L'école fréquentée par Victoria, à L'Île-des-Soeurs, interdit les noix et arachides. «Pour moi, ce n'est pas vraiment protecteur, indique Mme Seigneur. Ma fille a d'autres allergies qui sont aussi sévères. Je ne compte donc pas là-dessus.»

La maman mise plutôt sur tous les outils et l'information qu'elle a donnés à sa fille et à l'école. «À un moment donné, comme on dit en anglais, There's so much you can do, observe-t-elle. Je fais confiance à la vie.»

Pas d'oeufs dans les lunchs

Pas de noix, pas d'arachides, pas de biscuits, pas d'oeufs, pas de poisson, pas de nouilles déshydratées, pas de sucreries, pas de chocolat, pas de croustilles. Faire les lunchs des enfants qui vont à l'école Sainte-Colette, dans Montréal-Nord, ne s'improvise pas.

«C'est tellement compliqué qu'en guise de protestation, certains parents ont emmené du McDonald's à leur enfant», témoigne le père de trois élèves de Sainte-Colette.
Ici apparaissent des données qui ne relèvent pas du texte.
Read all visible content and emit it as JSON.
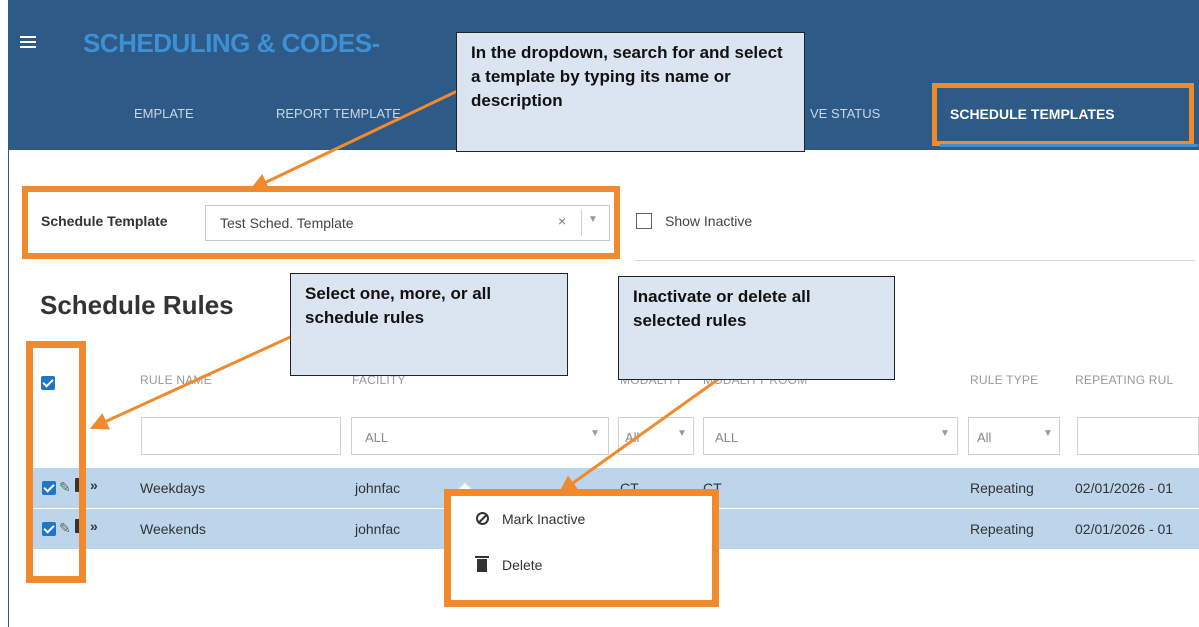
{
  "header": {
    "app_title": "SCHEDULING & CODES",
    "app_title_suffix": "-",
    "tabs": [
      {
        "label": "EMPLATE"
      },
      {
        "label": "REPORT TEMPLATE"
      },
      {
        "label": "VE STATUS"
      }
    ],
    "active_tab": "SCHEDULE TEMPLATES"
  },
  "template_filter": {
    "label": "Schedule Template",
    "value": "Test Sched. Template",
    "clear_glyph": "×",
    "show_inactive_label": "Show Inactive",
    "show_inactive_checked": false
  },
  "section": {
    "title": "Schedule Rules"
  },
  "table": {
    "columns": {
      "rule_name": "RULE NAME",
      "facility": "FACILITY",
      "modality": "MODALITY",
      "modality_room": "MODALITY ROOM",
      "rule_type": "RULE TYPE",
      "repeating_rule": "REPEATING RUL"
    },
    "filters": {
      "facility": "ALL",
      "modality": "All",
      "modality_room": "ALL",
      "rule_type": "All"
    },
    "rows": [
      {
        "rule_name": "Weekdays",
        "facility": "johnfac",
        "modality": "CT",
        "modality_room": "CT",
        "rule_type": "Repeating",
        "repeating_rule": "02/01/2026 - 01",
        "selected": true
      },
      {
        "rule_name": "Weekends",
        "facility": "johnfac",
        "modality": "",
        "modality_room": "",
        "rule_type": "Repeating",
        "repeating_rule": "02/01/2026 - 01",
        "selected": true
      }
    ]
  },
  "context_menu": {
    "mark_inactive": "Mark Inactive",
    "delete": "Delete"
  },
  "callouts": {
    "dropdown_hint": "In the dropdown, search for and select a template by typing its name or description",
    "select_hint": "Select one, more, or all schedule rules",
    "action_hint": "Inactivate or delete all selected rules"
  },
  "colors": {
    "header_bg": "#2d5a86",
    "highlight": "#f08a2c",
    "row_selected": "#bcd5ea",
    "callout_bg": "#dbe4f1",
    "checkbox": "#1f76c6"
  }
}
Depuis, le règlement précise: «Aucun repas venant directement d'un restaurant de type resto rapide ne sera accepté.» Pour parler de ces restrictions, La Presse a joint Christiane St-Onge, secrétaire générale de la commission scolaire de la Pointe-de-l'Île, dont le territoire comprend Montréal-Nord.

Pourquoi interdire les noix, les arachides, les biscuits, les oeufs et les poissons à Sainte-Colette?

Maintenant, à peu près partout dans les écoles, il y a des aliments interdits parce qu'ils sont très allergènes. On a de plus en plus d'enfants, dans les générations modernes, qui sont frappés d'allergies.

Pourquoi bannir les biscuits?

Le personnel ne peut pas établir le degré d'allergène des biscuits qui sont apportés dans les lunchs. Ils sont donc interdits. Les parents ont la responsabilité d'assurer la sécurité et de respecter la politique alimentaire. Aujourd'hui, on ne trouve plus d'aliments très sucrés dans les lunchs des élèves, comparativement à il y a 15 ou 20 ans. Les produits qui ont une forte teneur en sucre ne sont pas considérés comme sains pour l'alimentation des enfants.

Puisqu'il peut y avoir des oeufs dans le pain, les pâtes et la mayonnaise des sandwichs, n'est-ce pas compliqué de les interdire?

C'est très compliqué. Et d'année en année, ça devient de plus en plus complexe. Nous avons de plus en plus d'enfants allergiques au lait, intolérants au gluten.

Les écoles ne vont tout de même pas interdire le pain et les produits laitiers? 

Pour le moment, on n'est pas rendus là.